A faster TCP means a faster internet, regardless of the location, device or service

Jan 26, 2012 15:51 GMT  ·  By

Beyond all the politics, Google is a technology company and it's the one doing the most to improve the web, from the roots up. In fact, it now wants to go beyond the web and improve the internet entirely with some changes to the TCP, Transmission Control Protocol, that is the basis of all internet communications, from a Gmail page to VoIP.

Improving TCP, which in Google's dictionary means making it faster, will result in performance improvements felt by everyone using the internet on any device anywhere.

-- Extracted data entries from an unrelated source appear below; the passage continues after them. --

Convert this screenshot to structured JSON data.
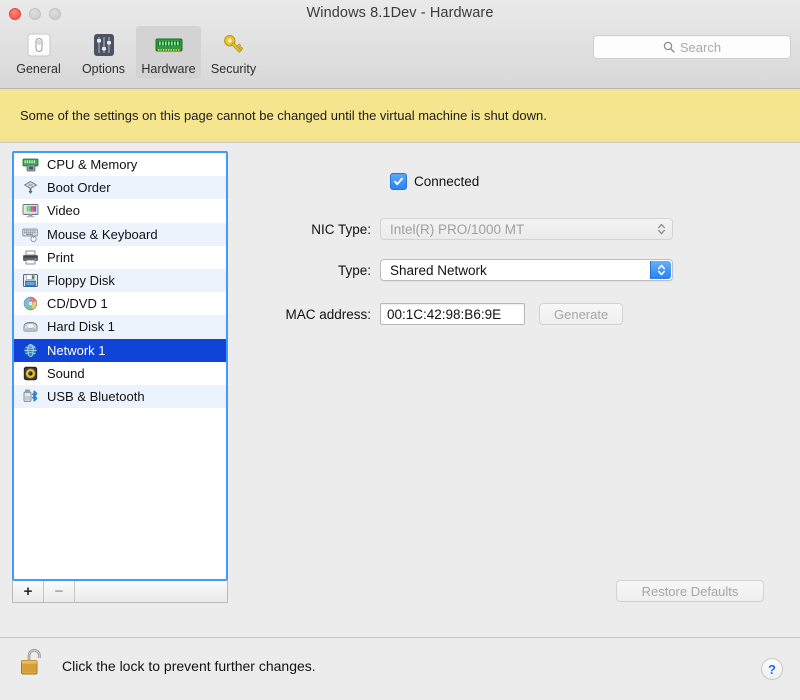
{
  "window": {
    "title": "Windows 8.1Dev - Hardware",
    "traffic_lights": [
      {
        "name": "close",
        "color": "#fc5b51",
        "enabled": true
      },
      {
        "name": "minimize",
        "color": "#d3d3d3",
        "enabled": false
      },
      {
        "name": "zoom",
        "color": "#d3d3d3",
        "enabled": false
      }
    ]
  },
  "toolbar": {
    "items": [
      {
        "label": "General",
        "icon": "toggle-switch-icon",
        "selected": false
      },
      {
        "label": "Options",
        "icon": "sliders-icon",
        "selected": false
      },
      {
        "label": "Hardware",
        "icon": "memory-stick-icon",
        "selected": true
      },
      {
        "label": "Security",
        "icon": "key-icon",
        "selected": false
      }
    ]
  },
  "search": {
    "placeholder": "Search",
    "value": "",
    "icon": "search-icon"
  },
  "banner": {
    "text": "Some of the settings on this page cannot be changed until the virtual machine is shut down.",
    "background": "#f6e58f"
  },
  "sidebar": {
    "selected_index": 8,
    "items": [
      {
        "label": "CPU & Memory",
        "icon": "cpu-memory-icon"
      },
      {
        "label": "Boot Order",
        "icon": "boot-order-icon"
      },
      {
        "label": "Video",
        "icon": "video-display-icon"
      },
      {
        "label": "Mouse & Keyboard",
        "icon": "keyboard-mouse-icon"
      },
      {
        "label": "Print",
        "icon": "printer-icon"
      },
      {
        "label": "Floppy Disk",
        "icon": "floppy-disk-icon"
      },
      {
        "label": "CD/DVD 1",
        "icon": "cd-dvd-icon"
      },
      {
        "label": "Hard Disk 1",
        "icon": "hard-disk-icon"
      },
      {
        "label": "Network 1",
        "icon": "network-globe-icon"
      },
      {
        "label": "Sound",
        "icon": "sound-speaker-icon"
      },
      {
        "label": "USB & Bluetooth",
        "icon": "usb-bluetooth-icon"
      }
    ],
    "footer": {
      "add_label": "+",
      "remove_label": "−",
      "add_enabled": true,
      "remove_enabled": false
    },
    "selection_color": "#1043d8",
    "focus_ring_color": "#3f9bff"
  },
  "panel": {
    "connected": {
      "label": "Connected",
      "checked": true,
      "accent": "#2d84f0"
    },
    "nic_type": {
      "label": "NIC Type:",
      "value": "Intel(R) PRO/1000 MT",
      "enabled": false
    },
    "type": {
      "label": "Type:",
      "value": "Shared Network",
      "enabled": true
    },
    "mac_address": {
      "label": "MAC address:",
      "value": "00:1C:42:98:B6:9E"
    },
    "generate_button": {
      "label": "Generate",
      "enabled": false
    },
    "restore_defaults_button": {
      "label": "Restore Defaults",
      "enabled": false
    }
  },
  "footer": {
    "lock_icon": "unlocked-padlock-icon",
    "lock_text": "Click the lock to prevent further changes.",
    "help_label": "?"
  }
}
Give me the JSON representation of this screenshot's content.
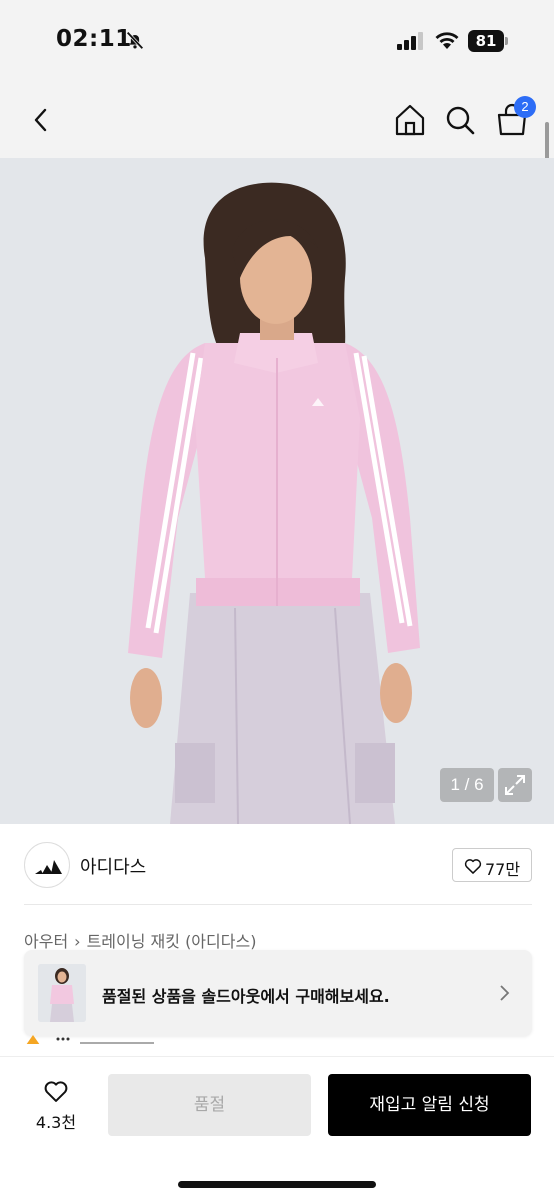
{
  "status_bar": {
    "time": "02:11",
    "battery": "81",
    "icons": [
      "bell-off-icon",
      "signal-icon",
      "wifi-icon",
      "battery-icon"
    ]
  },
  "header": {
    "icons": [
      "back-icon",
      "home-icon",
      "search-icon",
      "cart-icon"
    ],
    "cart_badge": "2"
  },
  "gallery": {
    "counter": "1 / 6",
    "current": 1,
    "total": 6,
    "expand_icon": "expand-icon"
  },
  "brand": {
    "name": "아디다스",
    "like_count": "77만",
    "logo_icon": "adidas-logo-icon"
  },
  "breadcrumb": {
    "items": [
      "아우터",
      "트레이닝 재킷 (아디다스)"
    ]
  },
  "soldout_banner": {
    "text": "품절된 상품을 솔드아웃에서 구매해보세요."
  },
  "bottom_bar": {
    "wish_count": "4.3천",
    "soldout_label": "품절",
    "restock_label": "재입고 알림 신청"
  },
  "colors": {
    "accent_badge": "#2d6df6",
    "primary_button": "#000000",
    "disabled_button": "#e9e9e9",
    "jacket_pink": "#f2c8e0",
    "image_background": "#e3e6ea"
  }
}
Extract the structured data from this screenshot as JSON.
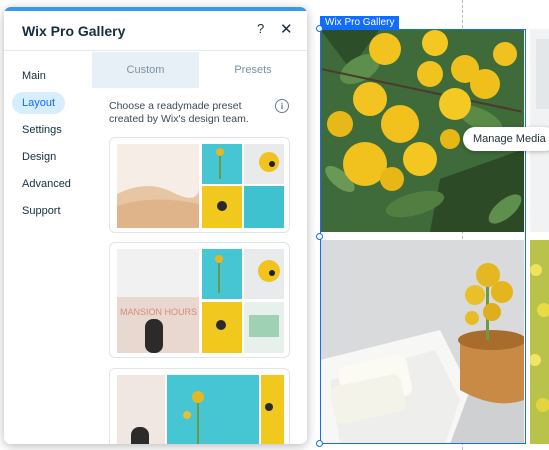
{
  "panel": {
    "title": "Wix Pro Gallery",
    "help_label": "?",
    "close_label": "✕",
    "nav": [
      {
        "label": "Main",
        "active": false
      },
      {
        "label": "Layout",
        "active": true
      },
      {
        "label": "Settings",
        "active": false
      },
      {
        "label": "Design",
        "active": false
      },
      {
        "label": "Advanced",
        "active": false
      },
      {
        "label": "Support",
        "active": false
      }
    ],
    "tabs": [
      {
        "label": "Custom",
        "selected": false
      },
      {
        "label": "Presets",
        "selected": true
      }
    ],
    "description": "Choose a readymade preset created by Wix's design team.",
    "info_icon": "i",
    "presets": [
      "preset-1",
      "preset-2",
      "preset-3"
    ]
  },
  "canvas": {
    "gallery_tag": "Wix Pro Gallery",
    "manage_media": "Manage Media"
  },
  "colors": {
    "accent": "#116dff",
    "panel_topbar": "#3899ec",
    "active_nav_bg": "#d6eeff"
  }
}
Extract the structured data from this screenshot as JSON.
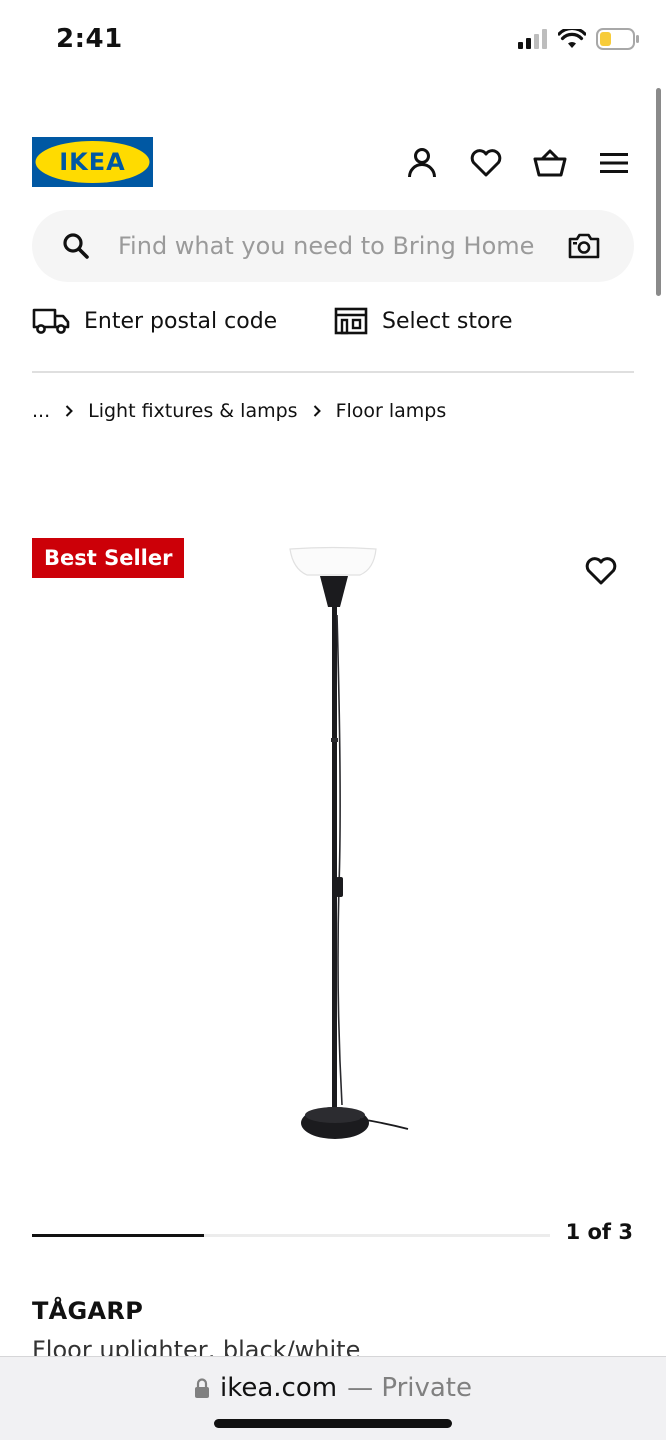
{
  "status_bar": {
    "time": "2:41"
  },
  "header": {
    "logo_text": "IKEA",
    "brand_colors": {
      "blue": "#0058a3",
      "yellow": "#ffdb00"
    },
    "icons": [
      "person-icon",
      "heart-icon",
      "basket-icon",
      "menu-icon"
    ]
  },
  "search": {
    "placeholder": "Find what you need to Bring Home",
    "value": ""
  },
  "delivery": {
    "postal_label": "Enter postal code",
    "store_label": "Select store"
  },
  "breadcrumb": {
    "ellipsis": "...",
    "items": [
      "Light fixtures & lamps",
      "Floor lamps"
    ]
  },
  "product": {
    "badge": "Best Seller",
    "badge_color": "#cc0008",
    "name": "TÅGARP",
    "description": "Floor uplighter, black/white"
  },
  "carousel": {
    "counter": "1 of 3",
    "progress": 0.333
  },
  "browser": {
    "domain": "ikea.com",
    "private_label": "— Private"
  }
}
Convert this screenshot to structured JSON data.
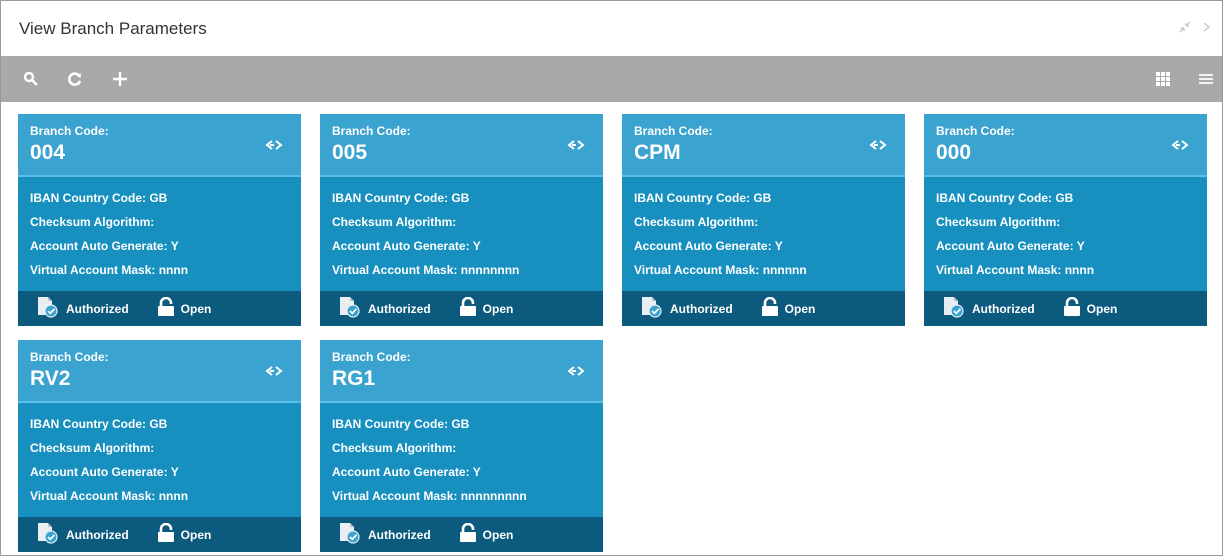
{
  "window": {
    "title": "View Branch Parameters"
  },
  "toolbar": {
    "left_icons": [
      "search-icon",
      "refresh-icon",
      "add-icon"
    ],
    "right_icons": [
      "grid-view-icon",
      "list-view-icon"
    ]
  },
  "colors": {
    "header": "#3ba3d0",
    "body": "#1790c0",
    "footer": "#0c5a7d",
    "toolbar": "#a9a9a9"
  },
  "card_labels": {
    "code": "Branch Code:",
    "iban": "IBAN Country Code:",
    "checksum": "Checksum Algorithm:",
    "auto": "Account Auto Generate:",
    "mask": "Virtual Account Mask:"
  },
  "cards": [
    {
      "code": "004",
      "iban": "GB",
      "checksum": "",
      "auto": "Y",
      "mask": "nnnn",
      "auth": "Authorized",
      "status": "Open"
    },
    {
      "code": "005",
      "iban": "GB",
      "checksum": "",
      "auto": "Y",
      "mask": "nnnnnnnn",
      "auth": "Authorized",
      "status": "Open"
    },
    {
      "code": "CPM",
      "iban": "GB",
      "checksum": "",
      "auto": "Y",
      "mask": "nnnnnn",
      "auth": "Authorized",
      "status": "Open"
    },
    {
      "code": "000",
      "iban": "GB",
      "checksum": "",
      "auto": "Y",
      "mask": "nnnn",
      "auth": "Authorized",
      "status": "Open"
    },
    {
      "code": "RV2",
      "iban": "GB",
      "checksum": "",
      "auto": "Y",
      "mask": "nnnn",
      "auth": "Authorized",
      "status": "Open"
    },
    {
      "code": "RG1",
      "iban": "GB",
      "checksum": "",
      "auto": "Y",
      "mask": "nnnnnnnnn",
      "auth": "Authorized",
      "status": "Open"
    }
  ]
}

It's hard to overstate the significance of this.

That said, changing the underlying protocol of the internet that's been used for decades is not easy and it's certainly not something to be taken lightly.

Still, Google has some of the world's best engineers working for it, including the 'inventor' of the internet, Vint Cerf, who, among other things, worked on the initial TCP/IP protocols.

Google has several proposals for speeding up TCP. Most take advantage of the much bigger bandwidth and faster networks available now to optimize and adapt TCP to these new conditions.

One idea proposed by Google is increasing the initial congestion window to 10. This means that more packets can be sent before and acknowledgement is required, lowering the amount of round trips, from the server to the client and back, thus lowering latency. Google says this increase led to a 10 percent decrease in latency in its test.

Another proposal is to reduce the timeout from three seconds to just one. The faster networks of today mean that one second is more than enough to determine that a packet is loss and to send it again.

Google has a few other proposals. Already, some of them are put into practice, albeit as a proof-of-concept and some have even been included in the Linux kernel. But the goal is working towards standardizing all of these improvements and having them adopted by everyone.